Insurance and through inspections information can be found in Crimson, whilst maintainance information can be found in Planet.
Be aware that some material may not be suitable for autoclaving e.g. radioactive material or toxic chemicals
Incinerators are facilities with a constant flame that burns waste and high temperatures to destroy the waste. This waste disposal route is used for low hazard biological waste and is also used to dispose of carcasses. For guidance on the packing of waste for incineration can be found on the Laboratory waste page. Different bags are required for transporting different types of waste off campus.
Incinerators do not need to present in the building, and risk assessments should cover how waste will be packed to travel to the incinerator or what other disposal arrangements are in place. Some licensed incinerators convert waste to power.
Ultraviolet light is a form of non-ionising radiation.

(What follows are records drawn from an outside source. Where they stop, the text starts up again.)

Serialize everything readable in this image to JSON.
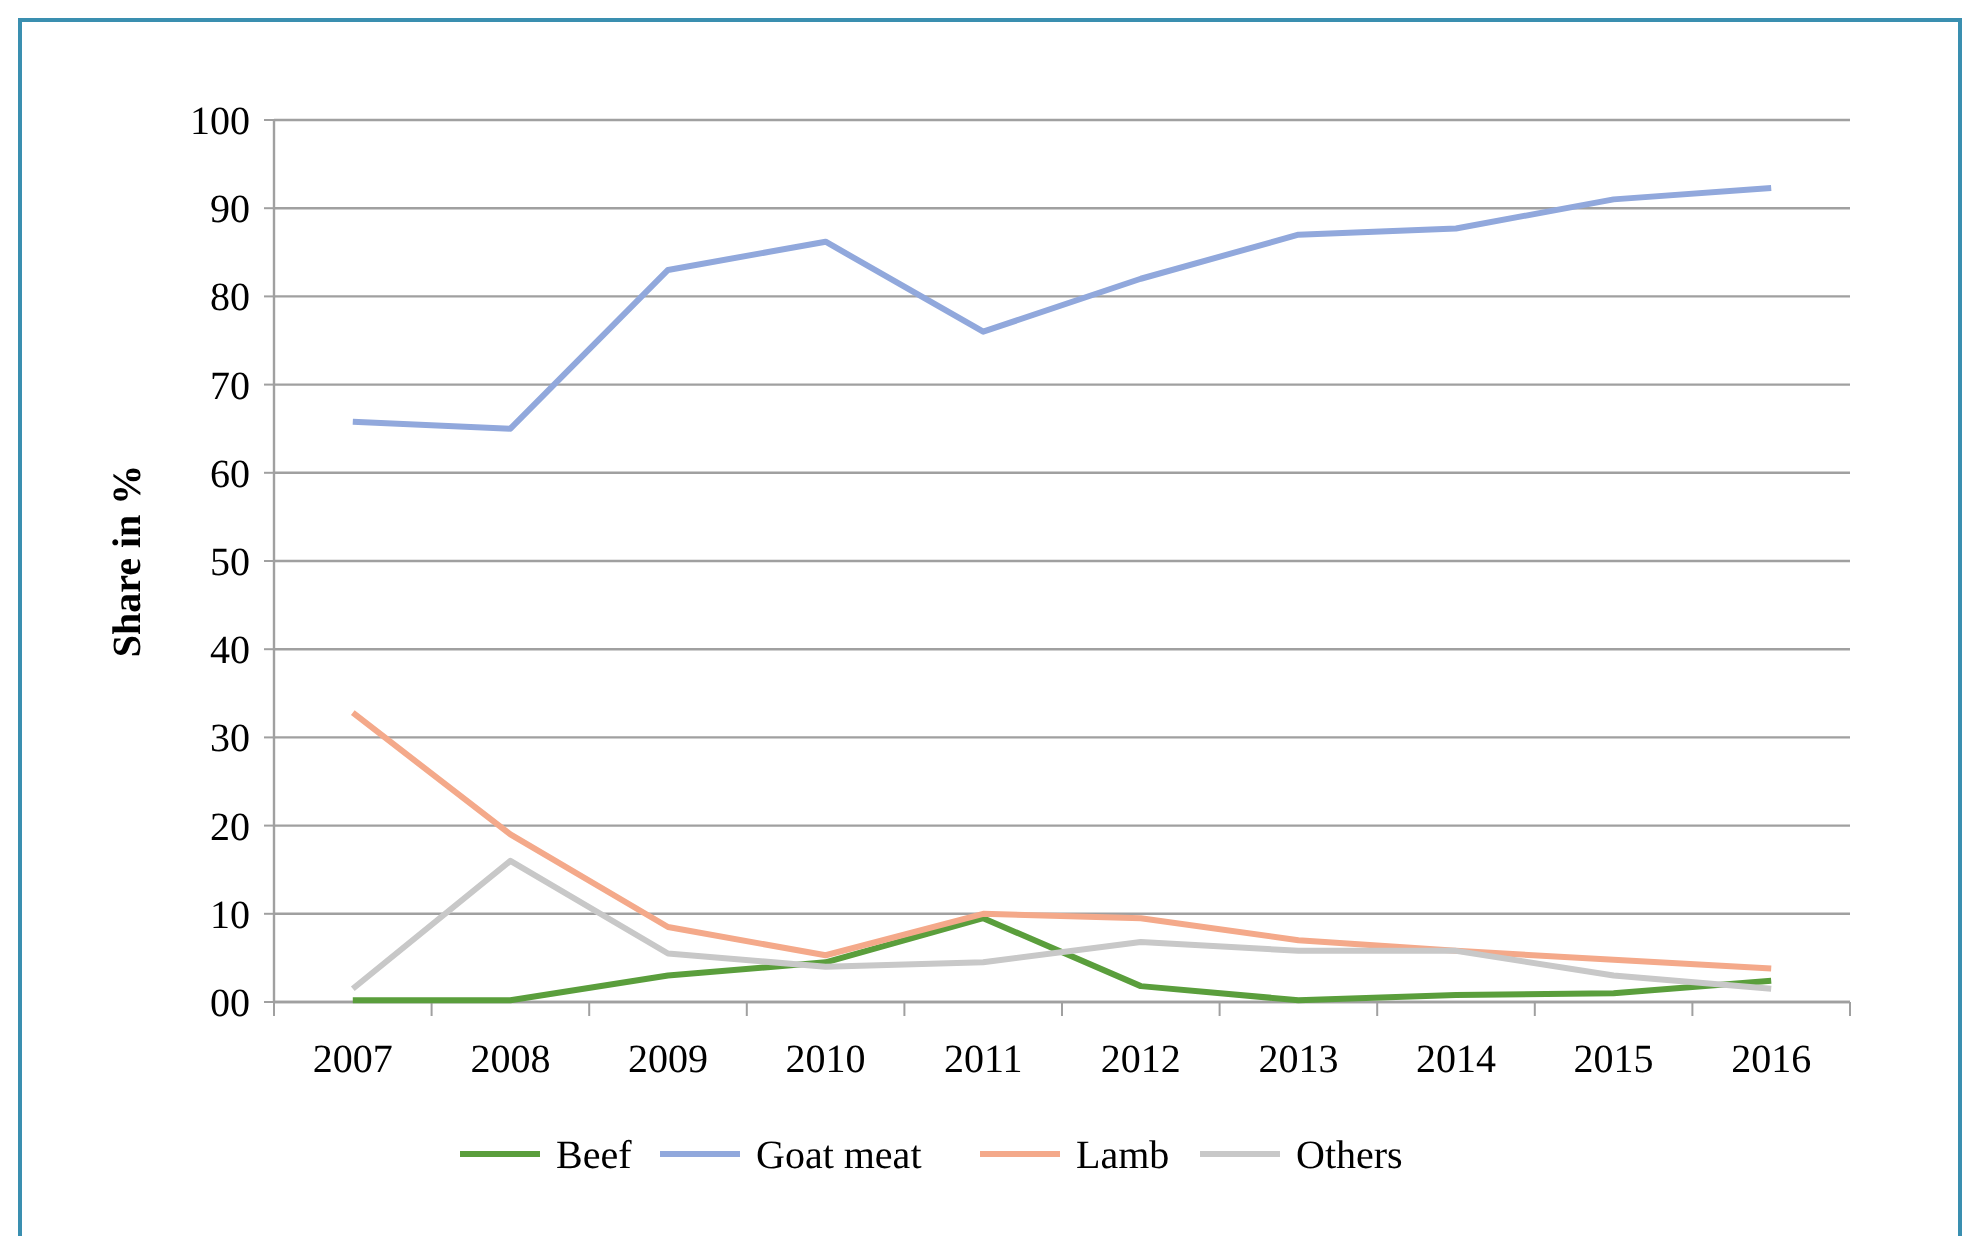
{
  "chart_data": {
    "type": "line",
    "ylabel": "Share in %",
    "categories": [
      "2007",
      "2008",
      "2009",
      "2010",
      "2011",
      "2012",
      "2013",
      "2014",
      "2015",
      "2016"
    ],
    "series": [
      {
        "name": "Beef",
        "color": "#5a9e3c",
        "values": [
          0.2,
          0.2,
          3,
          4.5,
          9.5,
          1.8,
          0.2,
          0.8,
          1,
          2.4
        ]
      },
      {
        "name": "Goat meat",
        "color": "#91a8dc",
        "values": [
          65.8,
          65,
          83,
          86.2,
          76,
          82,
          87,
          87.7,
          91,
          92.3
        ]
      },
      {
        "name": "Lamb",
        "color": "#f4a98a",
        "values": [
          32.8,
          19,
          8.5,
          5.3,
          10,
          9.5,
          7,
          5.8,
          4.8,
          3.8
        ]
      },
      {
        "name": "Others",
        "color": "#c8c8c8",
        "values": [
          1.5,
          16,
          5.5,
          4,
          4.5,
          6.8,
          5.8,
          5.8,
          3,
          1.5
        ]
      }
    ],
    "ylim": [
      0,
      100
    ],
    "yticks": [
      {
        "value": 0,
        "label": "00"
      },
      10,
      20,
      30,
      40,
      50,
      60,
      70,
      80,
      90,
      100
    ],
    "grid": "y",
    "legend": "bottom",
    "marker": "none",
    "line_style": "solid"
  }
}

Based on wavelength the UV spectrum can be split into 3 different bands UV-A, UV-B and UV-C.
UV-C can be used for germicidal purposes to kill or inactivate microorganisms.
There are a number of factors that influence the effectiveness of UV-C sterilisation.
- Exposure: microorganisms need direct contact with UV-C for kill or inactivation of a microorganism. Dust and dirt can shield microorganisms which means that inactivation is not achieved.
- Temperature: the optimum temperature output of UV-C is 25oC-27oC outside this range the effectiveness is reduced
- Humidity: adversely affects UV. A relative humidity above 70% reduces the germicidal properties of UV.
- Cleanliness of UV light: dust and dirt can block the UV. UV lights should be cleaned weekly
- Age of UV lights: with increasing age the germicidal properties of UV will reduce over time. Periodic monitoring of the UV output will ensure efficiency.
UV light also has health implications. Over-exposure can lead to erythema, photokeratitis and or conjunctivitis. UV exposure is known to increase the risk of developing skin cancer.